L'air, le bois et l'eau ; le bois, l'eau et l'air ; l'eau, l'air et le bois. Feu ! L'air, le feu et l'eau ; le feu, l'eau et l'air ; l'eau, l'air et le feu. Bois ! Cascatelles coulez, roucoulez tourtereaux ; jonchées d'aiguilles sèches, croustillez et craquez. Sainte liesse, divine ivresse, chantons pour toi l'hymne à la joie :

. " Dieu des forêts, Dieu tout puissant ! Je suis béni ;

je suis heureux dans ces bois où chaque arbre

me fait entendre le son

de ta voix. "

        La main dans la main et entre deux étreintes, Aldoran et Zerminette musardaient par les bosquets ombreux qui cortégeaient la fontaine. Ici, la femme-chat égrenait les myrtilles d'un arbrisseau ; là, le prince glanait les quelques noisettes que le vent avait épandues au sol, et ils échangeaient leur précieux butin : une bouchée pour toi, une bouchée pour moi... Ils riaient par-dessus les halliers, jouaient à cache-cache, à Colin-Maillard, à mouton-saute, au tourniquet et à la balançoire. Comme deux gamins qu'ils étaient.

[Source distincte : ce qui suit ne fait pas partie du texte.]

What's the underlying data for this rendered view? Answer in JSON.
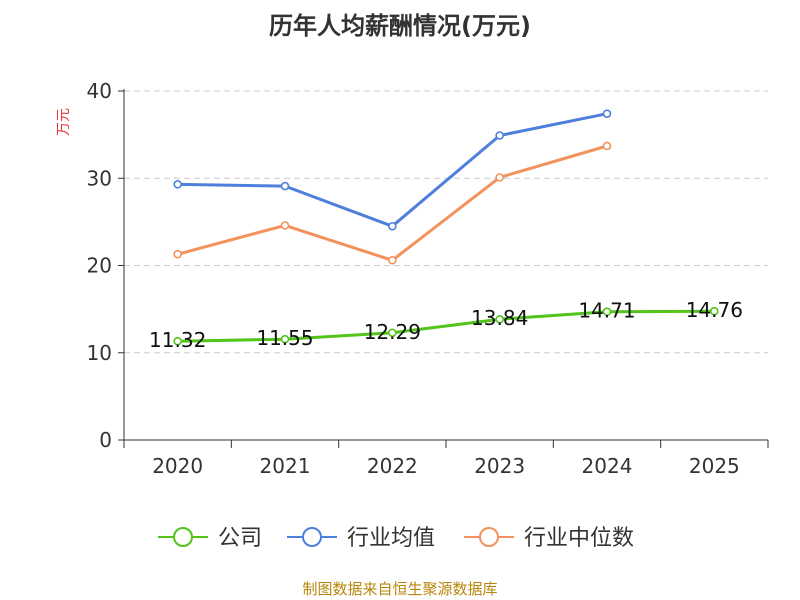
{
  "title": "历年人均薪酬情况(万元)",
  "source_note": "制图数据来自恒生聚源数据库",
  "chart_data": {
    "type": "line",
    "title": "历年人均薪酬情况(万元)",
    "ylabel": "万元",
    "ylim": [
      0,
      40
    ],
    "yticks": [
      0,
      10,
      20,
      30,
      40
    ],
    "categories": [
      "2020",
      "2021",
      "2022",
      "2023",
      "2024",
      "2025"
    ],
    "series": [
      {
        "name": "公司",
        "color": "#52c41a",
        "values": [
          11.32,
          11.55,
          12.29,
          13.84,
          14.71,
          14.76
        ],
        "labels": [
          "11.32",
          "11.55",
          "12.29",
          "13.84",
          "14.71",
          "14.76"
        ]
      },
      {
        "name": "行业均值",
        "color": "#4e7fdc",
        "values": [
          29.3,
          29.1,
          24.5,
          34.9,
          37.4,
          null
        ]
      },
      {
        "name": "行业中位数",
        "color": "#f2925c",
        "values": [
          21.3,
          24.6,
          20.6,
          30.1,
          33.7,
          null
        ]
      }
    ],
    "legend_position": "bottom"
  }
}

        Tantôt, elle feignait de s'enfuir juste sous son nez, s'arrêtait pile, et repartait à vive allure quand il la rattrapait ; tantôt c'était lui qui la fessardait gentiment, pour la taquiner, ou lui mordillait le cou ; elle faisait mine de prendre la mouche et feulant, lui exigeait en guise de repentir qu'il mâchouillât un toupet de gazon tendre. Ou bien ils écalaient une poignée de noix, décalotaient les glands d'un chêne et disséminaient les cupules au gré du courant capricieux qui vaguelait et serpentait deci delà, tout en pataugeant dans le limon du bord. Puis ils remontaient le cours dans la vase grasse avec des flip, flop, et des floc, floc sonores, s'amusant à celui qui laisserait l'empreinte la plus large, et parfois une chaussure perdait pied.